人気の都市・大邱を「文学」で旅してみませんか?大邱「韓国文学スポット」めぐり
韓国第3の都市「大邱」。ここ数年は日本からの観光客も大幅に伸びている人気の都市です。慶尚北道に位置する広域市で、薬令市があったことから、近年は医療・美容観光にも力を入れており、また数々の韓流ドラマのロケ地が存在するのも人気の秘密です。そんな「大邱」を2012年以来、すでに20数回訪れていますが、今回は出版社クオンが主催する「韓国で旅する韓国」ツアーで訪れてみました。「文学」というキーワードで見た新しい大邱のスポットをご紹介します。
文/佐々木静代(通信員)
まずは大邱が舞台となった小説『庭の深い家(마당 깊은 집)』の著者、金源一(キム・ウォニル)の文学体験館。去年3月にできたそうです。この作品は、朝鮮戦争後の厳しい時代を一人の少年の目を通して描いた長編小説で、戦後、大邱で貧しい暮らしを経験した著者の自伝的小説ともいわれています。その『庭の深い家』のストーリーや登場人物、朝鮮戦争を逃れて大邱に避難してきた人々の生活を紹介するとともに、作家自身の書斎の再現や貴重な原稿などが展示されていました。
この記念館内だけに留まらず、記念館が位置する薬令市通りには、小説の主人公キルナムやお母さんと妹の銅像などがあちこちに点在しています。もう何十回と通った通りだというのに、初めてその存在に気づき、通りを歩きながら小説の世界を感じることができるのです。今までにはない新鮮な感動でした。
大邱の文化が花開いた「香村文化館・大邱文学館」
もう一つご紹介するのは「香村文化館・大邱文学館」。1912年に大邱初の普通銀行「鮮南銀行」として建てられたビルを2014年に展示空間へと改修してオープンしました。1、2階は戦後の韓国や大邱の街並み、歴史を紹介する「香村文化館」、3、4階は大邱文学の歴史にまつわる資料を収集、保存した「大邱文学館」になっています。

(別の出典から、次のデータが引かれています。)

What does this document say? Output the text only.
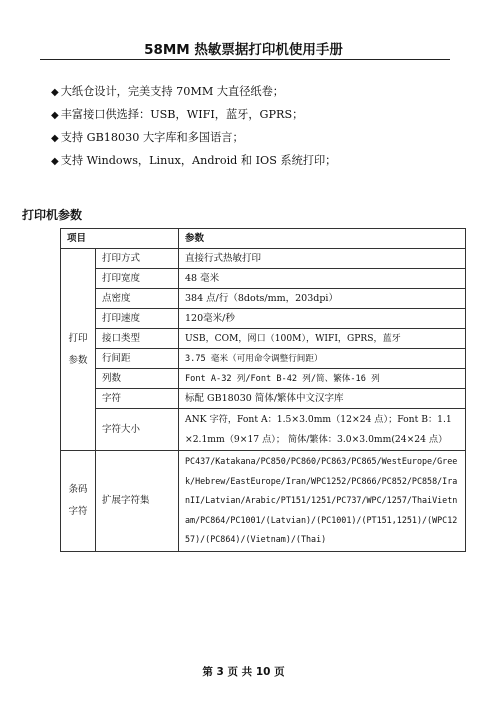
58MM 热敏票据打印机使用手册
◆ 大纸仓设计，完美支持 70MM 大直径纸卷；
◆ 丰富接口供选择：USB，WIFI，蓝牙，GPRS；
◆ 支持 GB18030 大字库和多国语言；
◆ 支持 Windows，Linux，Android 和 IOS 系统打印；
打印机参数
项目		参数
打印
参数	打印方式	直接行式热敏打印
	打印宽度	48 毫米
	点密度	384 点/行（8dots/mm，203dpi）
	打印速度	120毫米/秒
	接口类型	USB，COM，网口（100M），WIFI，GPRS，蓝牙
	行间距	3.75 毫米（可用命令调整行间距）
	列数	Font A-32 列/Font B-42 列/简、繁体-16 列
	字符	标配 GB18030 简体/繁体中文汉字库
	字符大小	ANK 字符，Font A：1.5×3.0mm（12×24 点）；Font B：1.1×2.1mm（9×17 点）； 简体/繁体：3.0×3.0mm(24×24 点）
条码
字符	扩展字符集	PC437/Katakana/PC850/PC860/PC863/PC865/WestEurope/Greek/Hebrew/EastEurope/Iran/WPC1252/PC866/PC852/PC858/IranII/Latvian/Arabic/PT151/1251/PC737/WPC/1257/ThaiVietnam/PC864/PC1001/(Latvian)/(PC1001)/(PT151,1251)/(WPC1257)/(PC864)/(Vietnam)/(Thai)
第 3 页 共 10 页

香村文化館には約60年前、「香村洞」と呼ばれた街並みが再現されています。朝鮮戦争時にソウルから避難してきた多くの作家、芸術家たちが集まって議論をし、人々が集い杯を酌み交わした一番の繁華街でした。ここで多様な大邱の文化の数々も花開いたのでしょう。この日は大邱大学のヤン・ジノ先生がご一緒だったので、再現された居酒屋にあった張り紙の解説を伺うことができました。これは警告文で、赤い文字は反共とあり、「アカ(共産主義者)と思わしい者を申告せよ」と書かれているそうです。当時はまだまだ朝鮮戦争後の爪痕が市民生活に大きく影響を及ぼしていたことが窺えます。こうした一つ一つを丹念に見ていけるようになると、大邱の街から韓国の近代史の一端を学べるのだと実感しました。

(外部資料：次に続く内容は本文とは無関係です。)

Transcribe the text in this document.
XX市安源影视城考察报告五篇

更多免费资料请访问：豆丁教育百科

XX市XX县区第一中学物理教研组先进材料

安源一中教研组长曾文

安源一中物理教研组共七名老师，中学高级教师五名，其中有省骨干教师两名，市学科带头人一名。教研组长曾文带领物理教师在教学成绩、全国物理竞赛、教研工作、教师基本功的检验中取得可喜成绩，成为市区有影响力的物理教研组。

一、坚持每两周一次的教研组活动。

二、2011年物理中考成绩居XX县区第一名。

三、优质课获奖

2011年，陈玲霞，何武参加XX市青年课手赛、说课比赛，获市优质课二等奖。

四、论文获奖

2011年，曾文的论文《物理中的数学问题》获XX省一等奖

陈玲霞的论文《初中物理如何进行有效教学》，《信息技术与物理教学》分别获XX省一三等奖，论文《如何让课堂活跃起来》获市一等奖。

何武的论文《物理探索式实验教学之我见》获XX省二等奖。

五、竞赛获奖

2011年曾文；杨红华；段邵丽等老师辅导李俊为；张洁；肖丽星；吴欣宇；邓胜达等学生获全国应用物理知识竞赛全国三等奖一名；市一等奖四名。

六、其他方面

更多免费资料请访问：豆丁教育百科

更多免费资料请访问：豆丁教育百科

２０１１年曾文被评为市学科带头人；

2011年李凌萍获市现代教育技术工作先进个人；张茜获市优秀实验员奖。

3、4階の「大邱文学館」には、大邱を代表する民族詩人である李相和(イ・サンファ)、具常(グサン)、画家の李仲燮(イ・ジュンソプ)などの数々の貴重な初版本、当時を代表する作品などが展示されています。多くの作家・文化人がやはり朝鮮戦争の戦火を逃れ、大邱の街に移り住み、当時の文化の中心として大邱が栄えたことを窺い知ることができ、それを誇りに思う大邱の人々の矜持を感じることができる貴重な場所です。
チムカルビ・ムンティギなどグルメもいっぱい
ツアーではもちろん観光地も巡りました。 去年 7月、全国の6つの書院ともども世界遺産登録された「道東書院」や韓国全土からも観光客が絶えない「金石光通り」。そして「食」も外せません。参加者のハートを掴んだのは「チムカルビ」。いわずと知れた「大邱十味」の一つですが、私も初めて訪れた地元の人気店は文句なしのおいしさでした。さらにツアー終了後に個人的に出かけた「ムンティギ(牛の刺身)」屋さん、ぜひ次回はみんなに紹介したいお店です。

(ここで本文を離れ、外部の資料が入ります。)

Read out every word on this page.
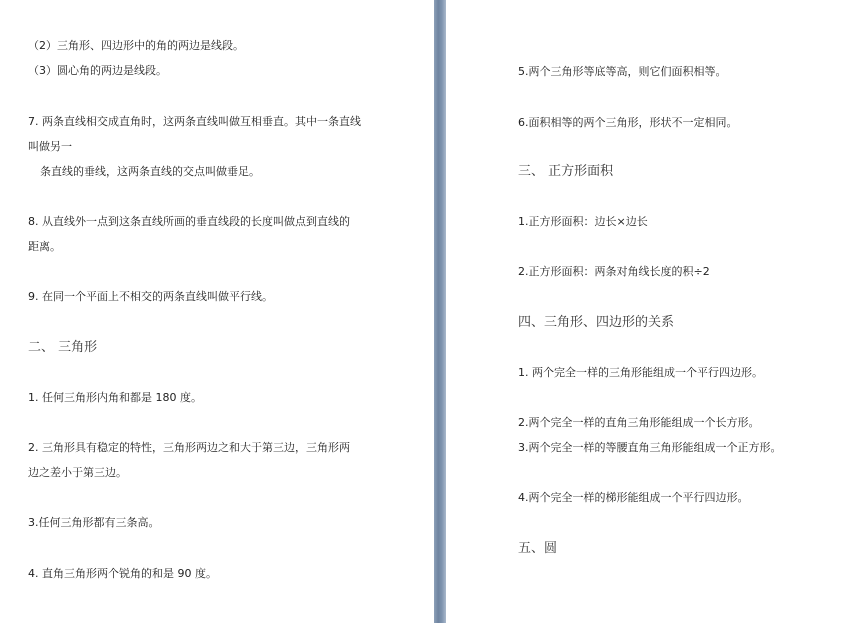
（2）三角形、四边形中的角的两边是线段。
（3）圆心角的两边是线段。
7. 两条直线相交成直角时，这两条直线叫做互相垂直。其中一条直线
叫做另一
条直线的垂线，这两条直线的交点叫做垂足。
8. 从直线外一点到这条直线所画的垂直线段的长度叫做点到直线的
距离。
9. 在同一个平面上不相交的两条直线叫做平行线。
二、 三角形
1. 任何三角形内角和都是 180 度。
2. 三角形具有稳定的特性，三角形两边之和大于第三边，三角形两
边之差小于第三边。
3.任何三角形都有三条高。
4. 直角三角形两个锐角的和是 90 度。
5.两个三角形等底等高，则它们面积相等。
6.面积相等的两个三角形，形状不一定相同。
三、 正方形面积
1.正方形面积：边长×边长
2.正方形面积：两条对角线长度的积÷2
四、三角形、四边形的关系
1. 两个完全一样的三角形能组成一个平行四边形。
2.两个完全一样的直角三角形能组成一个长方形。
3.两个完全一样的等腰直角三角形能组成一个正方形。
4.两个完全一样的梯形能组成一个平行四边形。
五、圆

人気のカフェも多く、人気のお祭りもいっぱいの大邱ですが、時にはちょっと視点を変えた「文学」で旅してみると、新しい「大邱」の発見があるかもしれません。ぜひそんな旅をしてみませんか。
<Information>
大邱までは日本の主要都市と大邱国際空港間に定期便が多数就航中で便利だ。ソウルからは、KTX(ソウル駅出発)またはSRT(スソ駅出発)を利用し、東大邱駅にて下車(所要時間約1時間45分)。大邱文学館の季節企画展と観覧情報、ツアープログラム情報は、公式サイト(http://www.modl.or.kr/)を通じて確認することができる。| https://tour.daegu.go.kr/
金源一の文学体験館、作家の書斎の再現や原稿などが展示されている。